Barkskins by Annie Proulx
Annie Proulx’s Barkskins, which chronicles the US lumber industry over several centuries, is a novel “deeply aware of contemporary environmental concerns”, said Ian McGuire in the Financial Times. Over its 700-plus pages, it follows two families, both descended from indentured servants: the Dukes, who achieve immense wealth through the lumber trade; and the Sels, who are beset by problems of “mixed identity” (the first settler marries an Indian) and end up as “poorly rewarded” lumberjacks. Together, the two families make for a particular American story of “dispossession, racial hybridity and roller-coaster capitalism”. Displaying many of the “fine qualities” that have marked Proulx’s previous writing, such as her 1993 bestseller The Shipping News, Barkskinsoffers a “cleverly indirect way of thinking about American history”.

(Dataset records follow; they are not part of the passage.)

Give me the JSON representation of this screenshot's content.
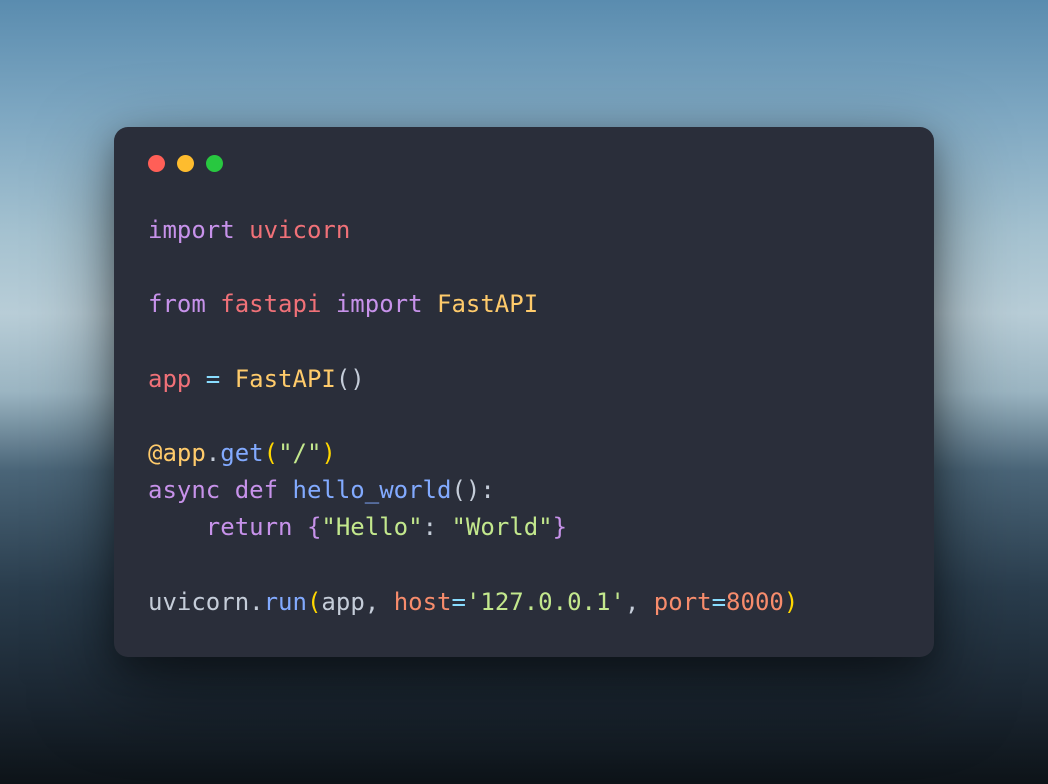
{
  "code": {
    "lines": [
      {
        "tokens": [
          {
            "t": "import ",
            "c": "tok-keyword"
          },
          {
            "t": "uvicorn",
            "c": "tok-module"
          }
        ]
      },
      {
        "tokens": [
          {
            "t": " ",
            "c": ""
          }
        ]
      },
      {
        "tokens": [
          {
            "t": "from ",
            "c": "tok-keyword"
          },
          {
            "t": "fastapi ",
            "c": "tok-module"
          },
          {
            "t": "import ",
            "c": "tok-keyword"
          },
          {
            "t": "FastAPI",
            "c": "tok-class"
          }
        ]
      },
      {
        "tokens": [
          {
            "t": " ",
            "c": ""
          }
        ]
      },
      {
        "tokens": [
          {
            "t": "app ",
            "c": "tok-name"
          },
          {
            "t": "= ",
            "c": "tok-op"
          },
          {
            "t": "FastAPI",
            "c": "tok-class"
          },
          {
            "t": "()",
            "c": "tok-punct"
          }
        ]
      },
      {
        "tokens": [
          {
            "t": " ",
            "c": ""
          }
        ]
      },
      {
        "tokens": [
          {
            "t": "@app",
            "c": "tok-attr"
          },
          {
            "t": ".",
            "c": "tok-punct"
          },
          {
            "t": "get",
            "c": "tok-method"
          },
          {
            "t": "(",
            "c": "tok-paren"
          },
          {
            "t": "\"/\"",
            "c": "tok-string"
          },
          {
            "t": ")",
            "c": "tok-paren"
          }
        ]
      },
      {
        "tokens": [
          {
            "t": "async ",
            "c": "tok-keyword"
          },
          {
            "t": "def ",
            "c": "tok-keyword"
          },
          {
            "t": "hello_world",
            "c": "tok-func"
          },
          {
            "t": "():",
            "c": "tok-punct"
          }
        ]
      },
      {
        "tokens": [
          {
            "t": "    ",
            "c": ""
          },
          {
            "t": "return ",
            "c": "tok-keyword"
          },
          {
            "t": "{",
            "c": "tok-brace"
          },
          {
            "t": "\"Hello\"",
            "c": "tok-string"
          },
          {
            "t": ": ",
            "c": "tok-punct"
          },
          {
            "t": "\"World\"",
            "c": "tok-string"
          },
          {
            "t": "}",
            "c": "tok-brace"
          }
        ]
      },
      {
        "tokens": [
          {
            "t": " ",
            "c": ""
          }
        ]
      },
      {
        "tokens": [
          {
            "t": "uvicorn",
            "c": "tok-self"
          },
          {
            "t": ".",
            "c": "tok-punct"
          },
          {
            "t": "run",
            "c": "tok-method"
          },
          {
            "t": "(",
            "c": "tok-paren"
          },
          {
            "t": "app",
            "c": "tok-self"
          },
          {
            "t": ", ",
            "c": "tok-punct"
          },
          {
            "t": "host",
            "c": "tok-param"
          },
          {
            "t": "=",
            "c": "tok-op"
          },
          {
            "t": "'127.0.0.1'",
            "c": "tok-string"
          },
          {
            "t": ", ",
            "c": "tok-punct"
          },
          {
            "t": "port",
            "c": "tok-param"
          },
          {
            "t": "=",
            "c": "tok-op"
          },
          {
            "t": "8000",
            "c": "tok-number"
          },
          {
            "t": ")",
            "c": "tok-paren"
          }
        ]
      }
    ]
  },
  "window": {
    "dots": [
      "close",
      "minimize",
      "maximize"
    ]
  }
}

While there are flashes of a “sublime novelist at work”, much about this novel seems in “profound error”, said Philip Hensher in The Spectator. Three hundred years is a “colossal period” for any narrative to cover, and Proulx rushes through hers with “disconcerting rapidity”. Only when she gives her characters “space to breathe” do they become compelling. Reading this didactic saga, you find yourself “engulfed by an avalanche of wood”, said Peter Kemp in The Sunday Times. Trees are everywhere; woody terminology (“knurls”, “boomage”) abounds; and even characters resemble trees (a father describes his daughter as a “chip off the Old Stump”, and another is a “plank washed up on shore”). As the narrative “lumbers on through the centuries”, it’s hard to muster much interest in the characters.